Perhaps, the wider world has grown so confusing for Pearl Jam that the group no longer knows what to make of it. This is a band that's sacrificed about $20 million in tour receipts, and its members still get criticized for acting too much like rock stars. How many abortive tours or years between videos will it take to prove otherwise? Or maybe this will be the year they finally surrender to Ticketmaster. In the meantime, Yield's most satisfying moments are its most personal: the lovely lilt of "Low Light," the near-regret of "All Those Yesterdays" and, especially, "Wishlist," in which Vedder yearns for all the things he can never be, including a neutron bomb and the key chain of a loved one. Ain't that just like Eddie/Ed: He can't decide whether he wants to blow up the world or simply disappear from plain view. (***)

-- Keith Moerer

Finley Quaye
Maverick a Strike
Sony Music

It takes more than a little cheek for a 23-year-old Brit of Ghanaian descent to claim co-writing credits on his first CD with reggae legend Bob Marley. After all, Marley was buried back in 1981, when Finley Quaye was still in kindergarten.

Sometimes, however, chutzpah is justified. On his debut CD, Maverick a Strike, Quaye transforms Marley's sleepy "Sun Is Shining" into the acid-rocking "Sunday Shining." And as a bonus, he offers several other solid tracks that retain their sensuous inventiveness after repeated listenings. Quaye's songs arch across a rainbow of styles -- from jazz to dub to rock -- and they absolutely defy pigeonholing.

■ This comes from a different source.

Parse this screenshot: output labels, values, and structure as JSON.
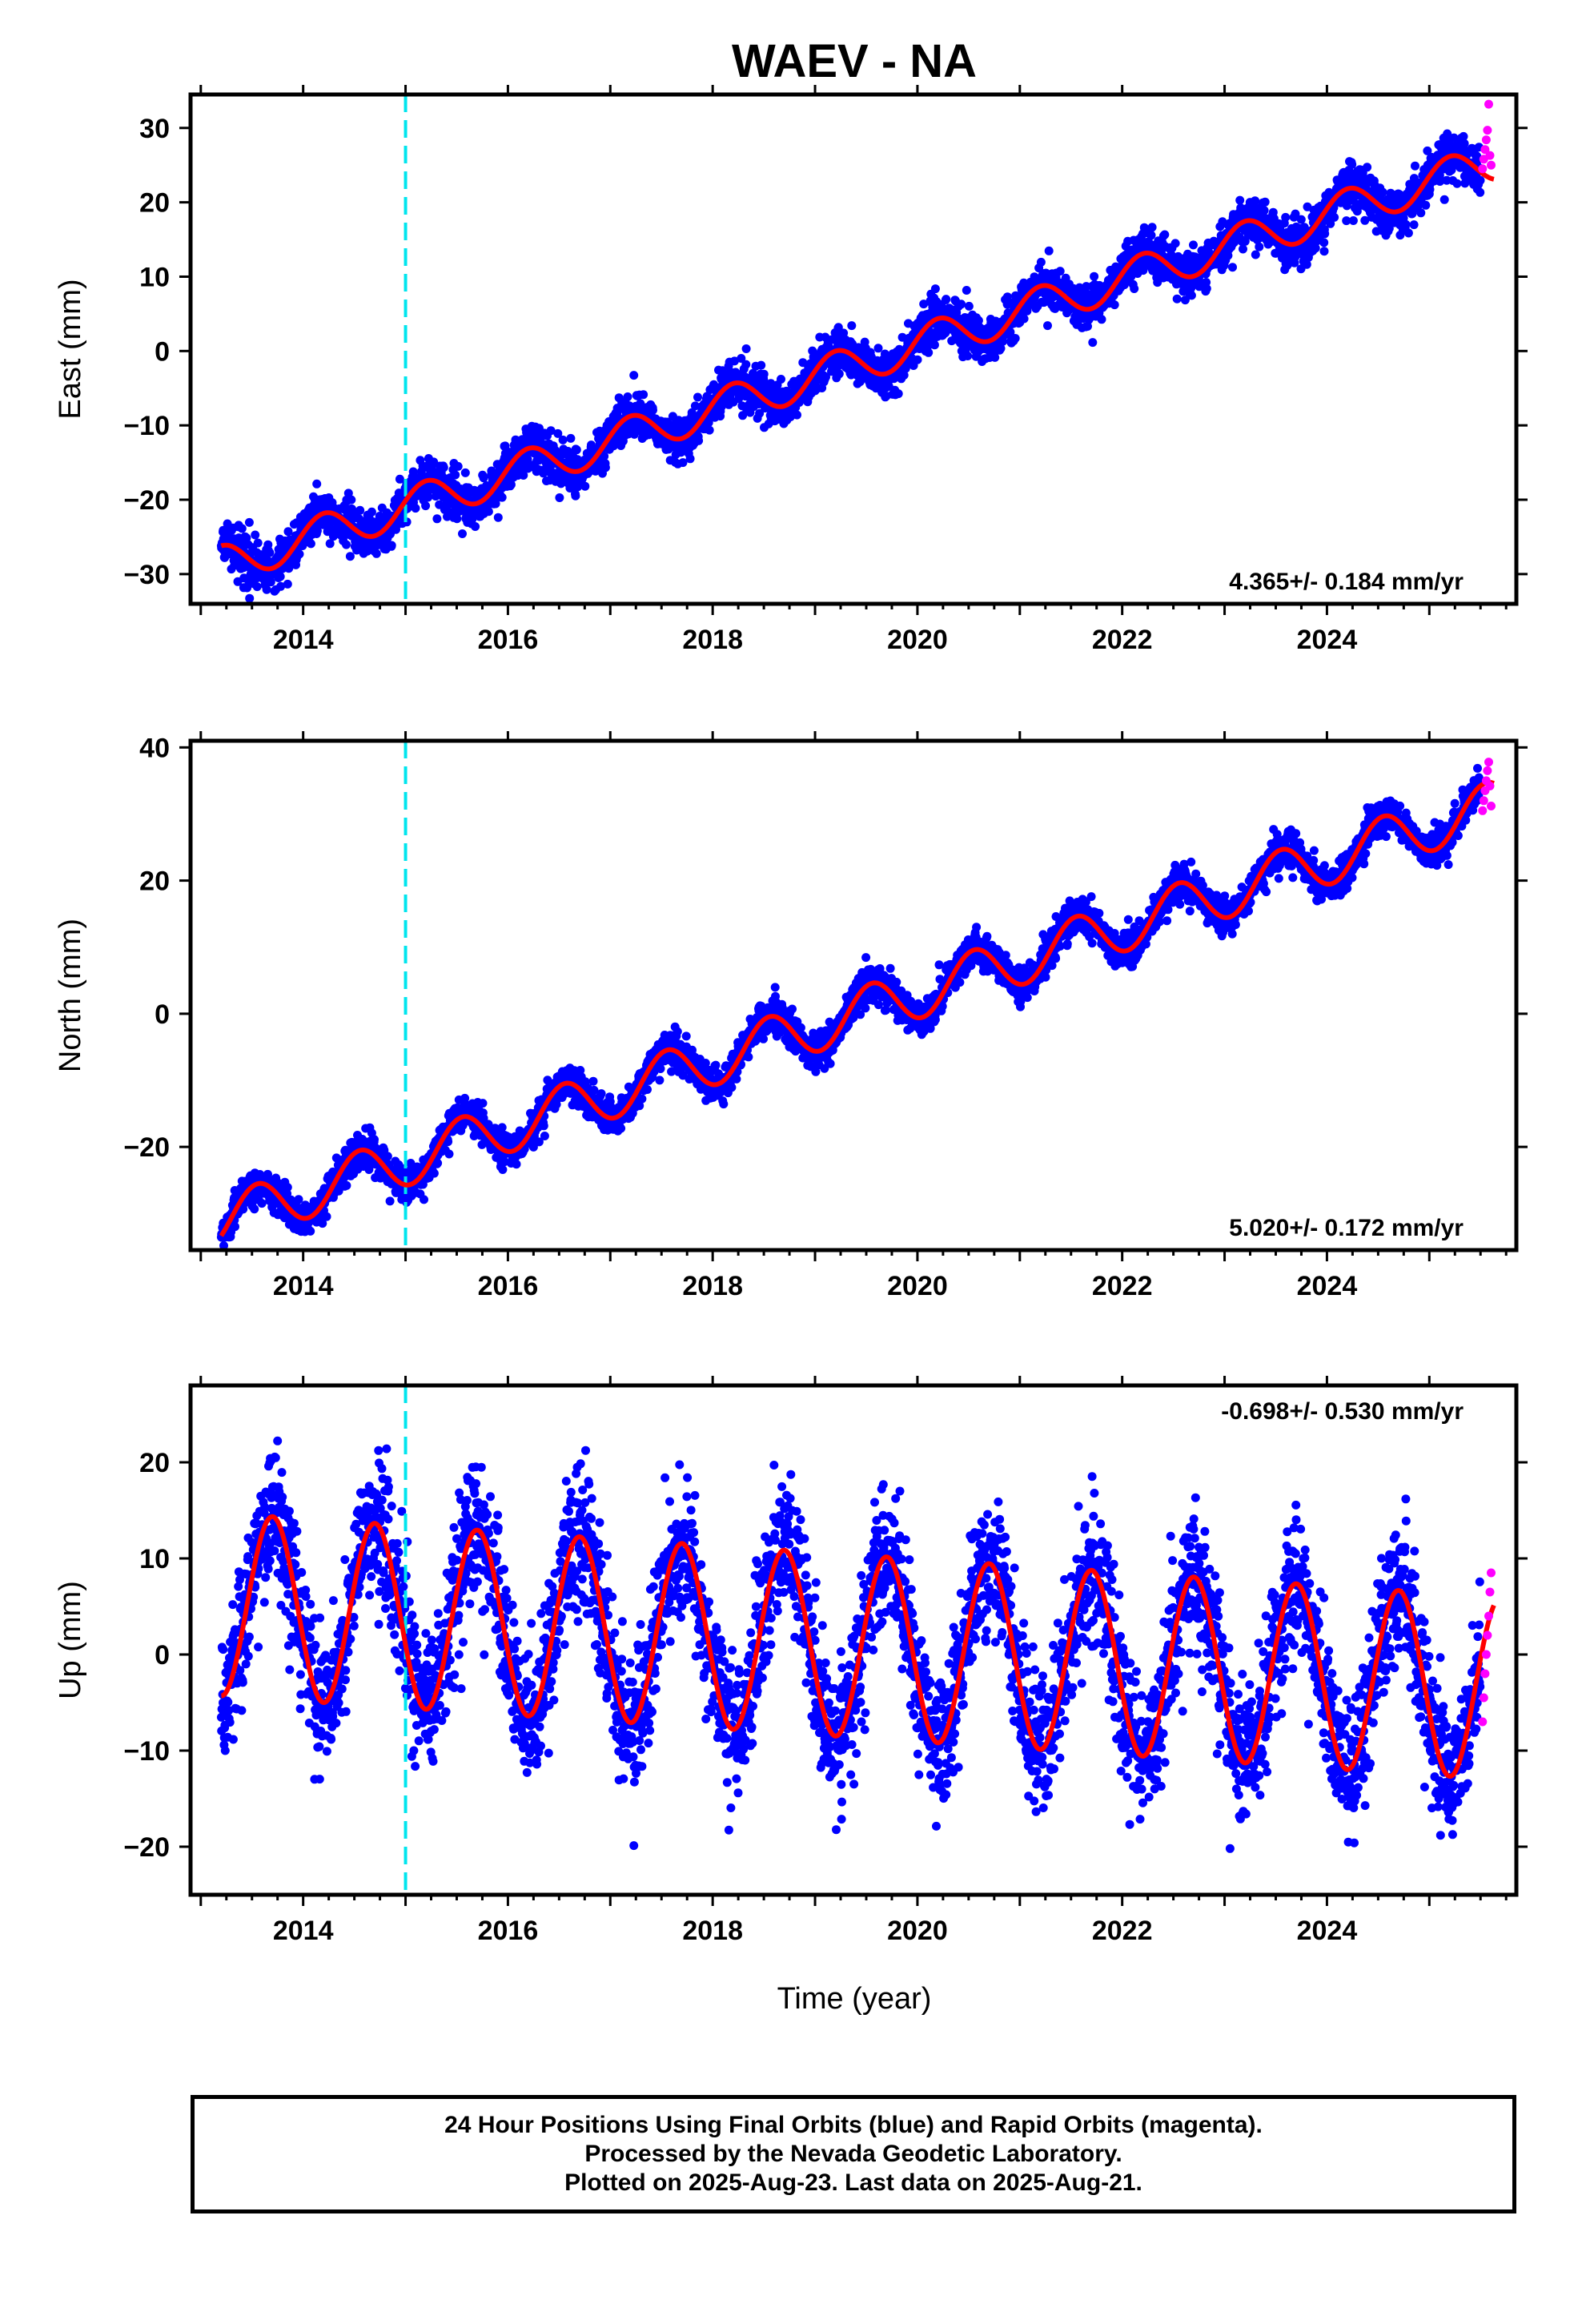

A percussionist by trade, Quaye comes from a family of musicians: His father is jazz composer Cab Quaye and his brother Caleb has played guitar for the likes of Elton John and Hall and Oates. A quick listen to Maverick a Strike backs up Quaye's claim that he's a drummer first and foremost. Each track is anchored by a distinctive rhythm arrangement, with the other components built on that foundation.

Fortunately, Quaye's singing and songwriting are as exceptional as his percussive talents. At times, his singing suggests Taj Mahal; in other instances, Sly Stone comes to mind. Composition-wise, Quaye is at his best on a handful of love songs. "Even After All" lays out his warm, flexible phrasing in lines such as "Even after all the murdering / Even after all your suffering sow / I love you so."

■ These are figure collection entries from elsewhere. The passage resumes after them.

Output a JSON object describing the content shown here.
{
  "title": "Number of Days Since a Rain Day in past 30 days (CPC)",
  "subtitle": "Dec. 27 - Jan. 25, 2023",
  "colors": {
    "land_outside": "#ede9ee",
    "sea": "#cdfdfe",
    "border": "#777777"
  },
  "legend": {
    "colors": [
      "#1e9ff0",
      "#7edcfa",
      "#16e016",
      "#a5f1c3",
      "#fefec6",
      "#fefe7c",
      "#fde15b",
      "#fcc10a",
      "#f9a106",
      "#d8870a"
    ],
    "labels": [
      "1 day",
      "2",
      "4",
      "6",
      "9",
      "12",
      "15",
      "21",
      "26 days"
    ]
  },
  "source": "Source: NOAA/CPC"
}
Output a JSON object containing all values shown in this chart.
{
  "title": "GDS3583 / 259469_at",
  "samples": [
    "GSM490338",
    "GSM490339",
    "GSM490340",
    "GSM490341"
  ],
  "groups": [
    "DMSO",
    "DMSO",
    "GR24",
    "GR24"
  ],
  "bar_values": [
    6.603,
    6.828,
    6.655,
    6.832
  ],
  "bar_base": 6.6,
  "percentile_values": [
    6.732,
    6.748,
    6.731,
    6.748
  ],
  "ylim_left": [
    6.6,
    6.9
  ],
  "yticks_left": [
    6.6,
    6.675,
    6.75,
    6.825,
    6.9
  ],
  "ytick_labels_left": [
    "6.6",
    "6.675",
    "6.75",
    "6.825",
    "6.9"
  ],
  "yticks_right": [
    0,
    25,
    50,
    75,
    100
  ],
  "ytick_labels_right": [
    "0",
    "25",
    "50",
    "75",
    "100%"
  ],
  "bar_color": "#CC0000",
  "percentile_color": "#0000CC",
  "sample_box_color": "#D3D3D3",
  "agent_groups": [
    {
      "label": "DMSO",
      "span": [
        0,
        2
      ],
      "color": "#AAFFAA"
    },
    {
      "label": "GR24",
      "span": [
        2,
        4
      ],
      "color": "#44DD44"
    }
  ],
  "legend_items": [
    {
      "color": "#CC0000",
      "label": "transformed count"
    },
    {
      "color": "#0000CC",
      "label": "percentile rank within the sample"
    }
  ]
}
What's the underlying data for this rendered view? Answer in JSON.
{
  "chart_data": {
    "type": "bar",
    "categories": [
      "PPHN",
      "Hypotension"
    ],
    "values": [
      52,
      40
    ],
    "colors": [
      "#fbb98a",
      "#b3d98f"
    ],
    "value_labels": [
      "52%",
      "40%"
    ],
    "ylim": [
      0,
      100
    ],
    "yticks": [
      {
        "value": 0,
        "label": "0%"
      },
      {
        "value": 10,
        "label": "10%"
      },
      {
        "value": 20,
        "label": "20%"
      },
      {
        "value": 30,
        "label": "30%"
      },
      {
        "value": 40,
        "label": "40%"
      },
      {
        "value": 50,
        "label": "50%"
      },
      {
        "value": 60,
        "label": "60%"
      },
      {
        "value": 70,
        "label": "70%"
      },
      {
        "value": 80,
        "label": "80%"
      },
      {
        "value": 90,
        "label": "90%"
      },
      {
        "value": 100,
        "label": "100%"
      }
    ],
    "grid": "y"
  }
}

Maverick a Strike's title track offers the clearest proof that Quaye is more than a one-shot deal. "Here I come again / To take away the pain / Lift up your arms," he sings with the authority of a young Jimmy Cliff, as a hypnotic ratchet beat drives the track home. My arms are raised, Finley -- and so are my spirits. (**** 1/2)

-- Tim Fleck

Victoria Williams
Musings of a Creekdipper

In a single week, two different writers in the same newspaper described Victoria Williams's voice as "an acquired taste" -- critic-speak for something the general public might not like and embrace. But in the case of Williams, the situation is somewhat more complex than that.

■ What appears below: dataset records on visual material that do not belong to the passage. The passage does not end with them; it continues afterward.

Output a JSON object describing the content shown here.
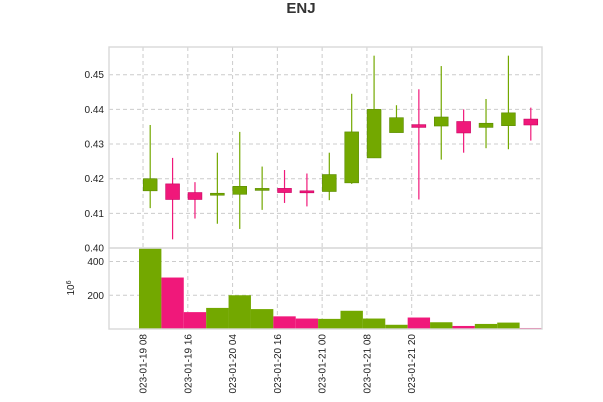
{
  "chart_data": {
    "type": "candlestick",
    "title": "ENJ",
    "colors": {
      "up": "#73a800",
      "down": "#f0187a",
      "up_edge": "#5a8a00",
      "down_edge": "#c80060"
    },
    "x_ticks": [
      "023-01-19 08",
      "023-01-19 16",
      "023-01-20 04",
      "023-01-20 16",
      "023-01-21 00",
      "023-01-21 08",
      "023-01-21 20"
    ],
    "price_axis": {
      "ylim": [
        0.4,
        0.458
      ],
      "ticks": [
        0.4,
        0.41,
        0.42,
        0.43,
        0.44,
        0.45
      ],
      "tick_labels": [
        "0.40",
        "0.41",
        "0.42",
        "0.43",
        "0.44",
        "0.45"
      ]
    },
    "volume_axis": {
      "ylim": [
        0,
        480
      ],
      "ticks": [
        200,
        400
      ],
      "tick_labels": [
        "200",
        "400"
      ],
      "ylabel": "10^6",
      "ylabel_base": "10",
      "ylabel_exp": "6"
    },
    "candles": [
      {
        "open": 0.4165,
        "high": 0.4355,
        "low": 0.4115,
        "close": 0.42,
        "volume": 480
      },
      {
        "open": 0.4185,
        "high": 0.426,
        "low": 0.4025,
        "close": 0.414,
        "volume": 305
      },
      {
        "open": 0.416,
        "high": 0.419,
        "low": 0.4085,
        "close": 0.414,
        "volume": 100
      },
      {
        "open": 0.4153,
        "high": 0.4275,
        "low": 0.407,
        "close": 0.4158,
        "volume": 125
      },
      {
        "open": 0.4155,
        "high": 0.4335,
        "low": 0.4055,
        "close": 0.4178,
        "volume": 200
      },
      {
        "open": 0.4168,
        "high": 0.4235,
        "low": 0.411,
        "close": 0.4172,
        "volume": 118
      },
      {
        "open": 0.4172,
        "high": 0.4225,
        "low": 0.413,
        "close": 0.416,
        "volume": 75
      },
      {
        "open": 0.4165,
        "high": 0.4215,
        "low": 0.412,
        "close": 0.416,
        "volume": 62
      },
      {
        "open": 0.4163,
        "high": 0.4275,
        "low": 0.4138,
        "close": 0.4212,
        "volume": 60
      },
      {
        "open": 0.4188,
        "high": 0.4445,
        "low": 0.4185,
        "close": 0.4335,
        "volume": 108
      },
      {
        "open": 0.426,
        "high": 0.4555,
        "low": 0.426,
        "close": 0.44,
        "volume": 62
      },
      {
        "open": 0.4333,
        "high": 0.4412,
        "low": 0.4333,
        "close": 0.4376,
        "volume": 25
      },
      {
        "open": 0.4356,
        "high": 0.4458,
        "low": 0.414,
        "close": 0.4348,
        "volume": 68
      },
      {
        "open": 0.4352,
        "high": 0.4525,
        "low": 0.4255,
        "close": 0.4378,
        "volume": 40
      },
      {
        "open": 0.4365,
        "high": 0.44,
        "low": 0.4275,
        "close": 0.4332,
        "volume": 18
      },
      {
        "open": 0.4348,
        "high": 0.443,
        "low": 0.4288,
        "close": 0.436,
        "volume": 30
      },
      {
        "open": 0.4353,
        "high": 0.4555,
        "low": 0.4285,
        "close": 0.439,
        "volume": 38
      },
      {
        "open": 0.4372,
        "high": 0.4405,
        "low": 0.431,
        "close": 0.4355,
        "volume": 6
      }
    ]
  }
}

Admittedly, Williams has a vocal instrument that is chirpy and girlish, rife with arty inflections, like some small bird with colorful paisley plumage. But these days, when emotive female singers such as Tori Amos, Fiona Apple and Jewel can find chart success, Williams isn't such an anomaly as a vocalist, even if her tones and attack are somewhat quirkier than most. Still, Musings of a Creekdipper isn't the sort of work that has any real chance at mass acceptance, even as it deserves a wider airing than that it will doubtless receive. That's because Williams's music is as much (if not more of) an acquired taste as her voice.